Army nurse honored after 100th birthday

Posted Nov. 10, 2009, at 9 p.m.
Major Eva M. Price, left, was honored for her years of service as an amry nurse on Tuesday, November 10, 2009 by VFW Womens Commander Mrs. Janet (Alfred) Michaud, right, as her sister Leila Pearson, center, watches during the ceremony at University Hall on the campus of University College of Bangor. Eighteen speakers, including Governor Baldacci, praised her for her years of service and dedication to the armed services. Price turned 100 on Jan 21, 2009. (Bangor Daily News/Kevin Bennett)
Major Eva M. Price, left, was honored for her years of service as an amry nurse on Tuesday, November 10, 2009 by VFW Womens Commander Mrs. Janet (Alfred) Michaud, right, as her sister Leila Pearson, center, watches during the ceremony at University Hall on the campus of University College of Bangor. Eighteen speakers, including Governor Baldacci, praised her for her years of service and dedication to the armed services. Price turned 100 on Jan 21, 2009. (Bangor Daily News/Kevin Bennett)
Major Eva M. Price. Image taken on Tuesday, November 10, 2009 at a ceremony honoring her service as a WWll nurse. Eva is 100 years when this image was taken. Her date of birth is 1-21-1909.
Major Eva M. Price. Image taken on Tuesday, November 10, 2009 at a ceremony honoring her service as a WWll nurse. Eva is 100 years when this image was taken. Her date of birth is 1-21-1909.

BANGOR, Maine — On the eve of Veterans Day, several local, state and military leaders couldn’t wait to shake the hand of Maj. Eva Marie Price, the state’s oldest living Army nurse, now retired.

“I know you don’t want this, but you certainly deserve the attention,” said Gov. John Baldacci during a ceremony in Bangor honoring Price, who turned 100 years old earlier this year.

“It can never be said enough that we owe a tremendous debt to our veterans,” added U.S. Rep. Michael Michaud.

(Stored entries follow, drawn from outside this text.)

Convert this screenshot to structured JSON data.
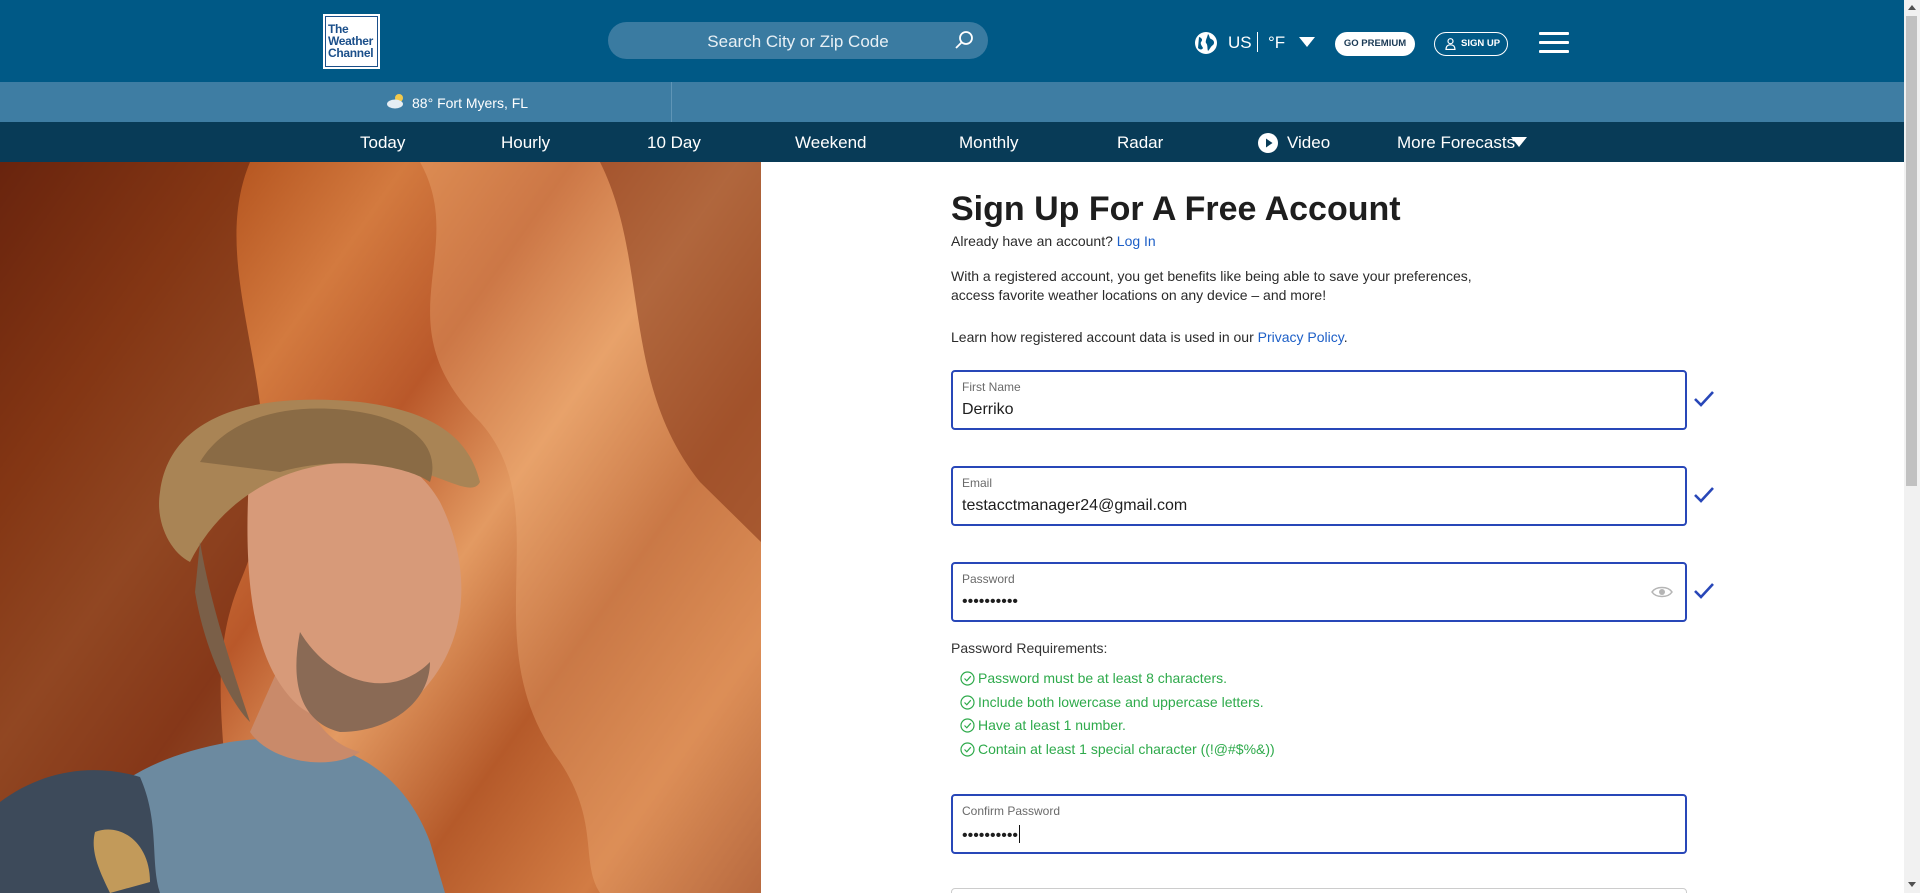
{
  "header": {
    "logo_lines": [
      "The",
      "Weather",
      "Channel"
    ],
    "search_placeholder": "Search City or Zip Code",
    "region": "US",
    "unit": "°F",
    "premium_label": "GO PREMIUM",
    "signup_label": "SIGN UP"
  },
  "location": {
    "temp": "88°",
    "city": "Fort Myers, FL"
  },
  "nav": {
    "items": [
      "Today",
      "Hourly",
      "10 Day",
      "Weekend",
      "Monthly",
      "Radar",
      "Video",
      "More Forecasts"
    ]
  },
  "form": {
    "title": "Sign Up For A Free Account",
    "have_account": "Already have an account?",
    "login_link": "Log In",
    "benefits_line1": "With a registered account, you get benefits like being able to save your preferences,",
    "benefits_line2": "access favorite weather locations on any device – and more!",
    "privacy_prefix": "Learn how registered account data is used in our",
    "privacy_link": "Privacy Policy",
    "privacy_suffix": ".",
    "fields": [
      {
        "label": "First Name",
        "value": "Derriko"
      },
      {
        "label": "Email",
        "value": "testacctmanager24@gmail.com"
      },
      {
        "label": "Password",
        "value": "••••••••••"
      },
      {
        "label": "Confirm Password",
        "value": "••••••••••"
      }
    ],
    "requirements_title": "Password Requirements:",
    "requirements": [
      "Password must be at least 8 characters.",
      "Include both lowercase and uppercase letters.",
      "Have at least 1 number.",
      "Contain at least 1 special character ((!@#$%&))"
    ]
  },
  "colors": {
    "header_bg": "#005986",
    "location_bg": "#3e7da3",
    "nav_bg": "#083b57",
    "field_border": "#2847b8",
    "valid_green": "#2eaa4b",
    "link_blue": "#1d5fc7"
  }
}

Price, born in Brewer in 1909, enlisted in the U.S. Army before World War II. Like many women of her generation, she served as a nurse because that was her only real option, but her service helped pave the way for generations of women to follow.

Alfred Michaud, state VFW commander, said he couldn’t change the politics that kept Price from rising through the ranks at the same pace as her male counterparts, but he’s proud that she has taken her rightful place as a proud veteran.

Price, who now lives in a Bangor nursing home and is confined to a wheelchair, couldn’t understand all the fuss, but she sat patiently Tuesday while more than a dozen dignitaries regaled her military history.

After enlisting, Price mended wounded soldiers in the Philippines and then Japan after the bombings of Hiroshima. After the war ended, Price served in Germany and Korea. In the last five years of her 20-year Army career, she treated injured soldiers at Walter Reed Army Medical Center in Washington, D.C.

Price moved back to her home state of Maine after retirement and has been active in veterans’ groups ever since.

Her family arranged Tuesday’s celebration at University College with the help of the Bangor Parks & Recreation Department. Price’s sister, Leila Pearson, was overwhelmed by the turnout.

As for Price, she said she’d be busy for days sifting through all the certificates and gifts that she was presented on Tuesday.

“I didn’t do too much,” she said humbly.